Institutional Review Boards (IRBs) are groups that include scientists, non-scientists, and community members. They work to protect the rights and well-being of research participants. The idea that IRBs are easily influenced by pharmaceutical companies isn’t accurate and ignores the strict review processes and ethical guidelines they follow.

The claim that experimental Emergency Use Authorization (EUA) vaccines were given without informed consent is also incorrect. Even under EUA, which is used in emergencies, people are provided with information about the vaccine, including any risks and benefits, so they can make an informed choice. The rules make sure that, even during emergencies when special vaccine authorizations are given, people are still provided with all the information they need to understand the vaccine and make a choice. This process of informed consent is a fundamental part of ethical medical practice.

An anti-vaccine account tweeted a photo of a small portion of an email between two CDC scientists discussing changing the criteria for inclusion in the study. In her caption, the anti-vaccine activist claims that studies in 1999 and 2002 found links between vaccines and autism or learning disorders, but researchers allegedly manipulated the data to invalidate these findings and protect the vaccine industry rather than public health.

The claims from the tweet rely on a small snippet from a larger email chain from CDC staff. The email chain discusses a study on the potential link between vaccines containing thimerosal and developmental disorders like autism.

They focus on refining data analysis methods, adjusting for variables like gender and birth year, and reviewing the accuracy of diagnoses. Concerns are raised about the reliability of initial findings, which suggest a possible increased risk for some developmental issues. The team emphasizes the need for careful verification and further analysis before making public statements, highlighting the complexities involved in ensuring accurate and reliable research outcomes in vaccine safety studies.

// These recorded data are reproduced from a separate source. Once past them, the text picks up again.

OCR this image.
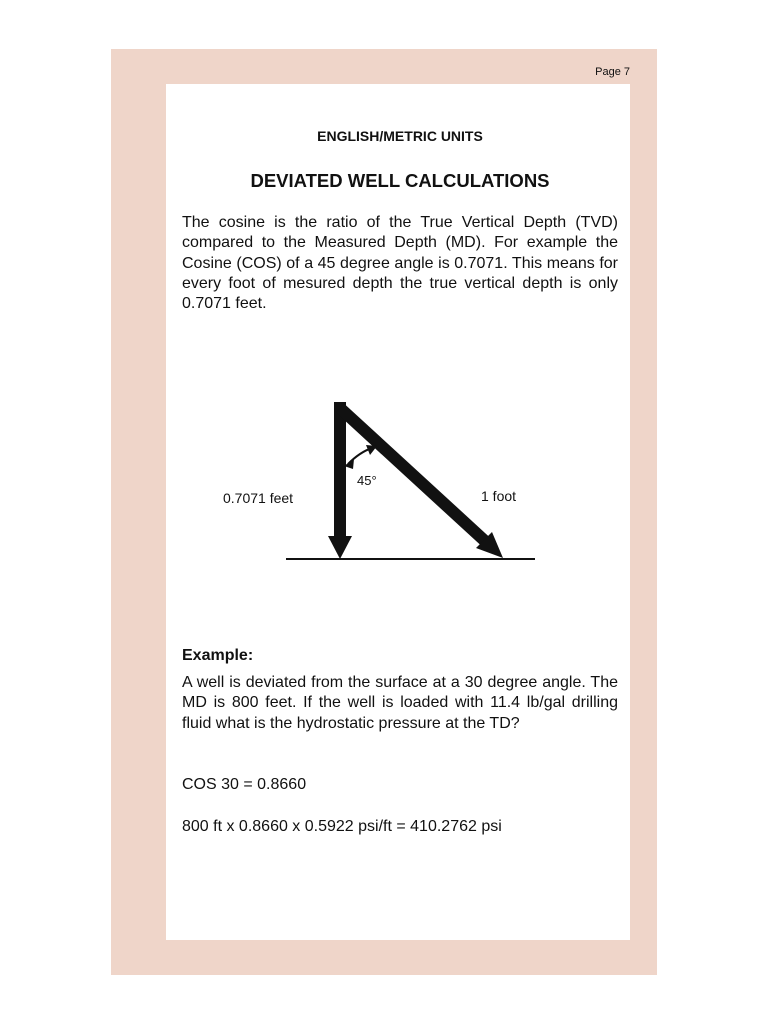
Page 7
ENGLISH/METRIC UNITS
DEVIATED WELL CALCULATIONS
The cosine is the ratio of the True Vertical Depth (TVD) compared to the Measured Depth (MD). For example the Cosine (COS) of a 45 degree angle is 0.7071. This means for every foot of mesured depth the true vertical depth is only 0.7071 feet.
0.7071 feet	1 foot
45°
Example:
A well is deviated from the surface at a 30 degree angle. The MD is 800 feet. If the well is loaded with 11.4 lb/gal drilling fluid what is the hydrostatic pressure at the TD?
COS 30 = 0.8660
800 ft x 0.8660 x 0.5922 psi/ft = 410.2762 psi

None of this points to proof of collusion within CDC to hide information. Rather, it is a discussion about how to deal with confounding factors that might lead to incorrect conclusions.

Most importantly, we know that vaccines do not cause autism.

And we know a lot now about thimerosal. Thimerosal has been used safely in vaccines, drugs, and contact solutions since the 1930s. Nowadays, most vaccines use thimerosal-free single-use vials, and thimerosal-free flu vaccines are available for those still concerned. The vast, vast majority of studies show that thimerosal does not increase the risk of autism. In addition, thimerosal has not even been used in childhood vaccines since 2001.

A new video claims that data from the Czech Republic shows that Moderna’s COVID-19 vaccine increases all-cause mortality by over 50% compared to Pfizer’s vaccine, suggesting that both vaccines are unsafe and calling for an immediate halt to their use. 

This video pulls information from this substack article by optical mouse inventor Steve Kirsch. All the related data can be found here (requires a download).

As University of Pennsylvania Biostatistics Professor Jeffrey Morris points out, Kirsch did not use any data from unvaccinated individuals, only looking and comparing all-cause mortality
(ACM) in vaccinated people.

While Kirsch claims that Moderna increased ACM more than Pfizer did, he neglected to compare either vaccine to no vaccine (or the vaccinated to the unvaccinated). When Morris did so, he found that ACM was higher in the unvaccinated group than in either group of vaccinees.

Kirsch asserts that the only explanation for the Czech data is that the Moderna vaccine is deadlier than the Pfizer vaccine. However, Morris found in the data a higher rate of comorbidities in those who received Pfizer than in those who received Moerna (7.4% vs 3.7%). As we get more data, we will know if that statistic holds.